Pobrecito, está sufriendo tanto con todo esto. Solo tiene seis años y ya lleva una gran carga emocional. Tiene ojeras bajo los ojos de su bonito rostro infantil. Le acaricio la mejilla y le aparto el pelo de la cara. Un par de preciosos ojos grises oscuros iguales a los míos me miran brillantes. —Hora de despertar, dormilón, vamos a llegar tarde al colegio. —¿Dónde está papá? —me pregunta con cara triste y yo intento contener las lágrimas haciendo grandes esfuerzos. Me siento en la cama, lo cojo y lo siento encima de mí. —Está en el cielo. —¿Por qué nos ha dejado? —No nos ha dejado, él está allí arriba cuidándonos y queriéndonos mucho. —Pero yo le echo de menos, quiero que vuelva —sus ojos comenzaron a llenarse de lágrimas. —Y yo, pero no puede volver, Diego.
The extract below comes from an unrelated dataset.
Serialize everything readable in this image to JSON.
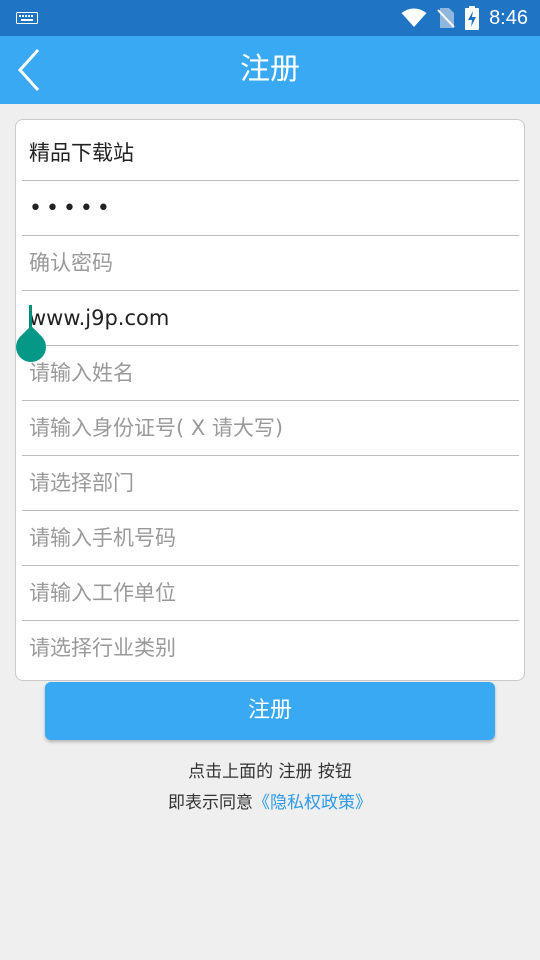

Es algo imposible. Asiente resignado. —Pero por las noches, cuando sientas que lo echas mucho de menos mira al cielo, piensa que él te está mirando, y dile cuánto le quieres. Le quieres mucho ¿verdad que sí? —Le quiero mucho —dice con un puchero. No puedo ver a mi hermano así, me parte el alma. Le abrazo y le beso la frente. Y lloramos a nuestro padre los dos en silencio hasta que llega la hora de irse a la escuela. Cuando llego a mi casa, mi madre no está sola. Mi tía Erica la acompaña y no trae buena cara. La saludo y hace que me siente a su lado. —Cariño, me temo que tengo malas noticias para vosotras. Suspiro —¿Qué pasa ahora? —Se trata de esta casa. —¿Qué ocurre con ella? —El banco la va a embargar.

Me levanto del asiento sorprendida. —Pero… ¿Cómo que el banco nos la va a embargar? No puede hacer eso, nosotras hemos pagado todas las facturas. Mi tía se levanta y viene a mi lado, sujetándome por el hombro. —Cielo, no es por vosotras. Es por tu padre. Pidió varios préstamos al banco, cantidades sumamente grandes —me tiende un papel que supuse que era una carta del banco—. Y no los ha devuelto. El banco os embargará, a no ser que podáis pagar el dinero que se os pide. Miro la cifra impresa en el papel y estoy a punto de desmayarme. —Es imposible, nosotros no podemos pagar esta cantidad de dinero. ¡No lo tenemos! Me acerco a ella suplicante. —Tía, tú trabajas en el banco, puedes hacer algo para…. —No puedo hacer nada, Lucía, si hubiese podido hacer algo ya lo hubiese hecho. Tenéis una semana para que Amanda, Diego y tú os marchéis de aquí. La habitación comienza a darme vueltas.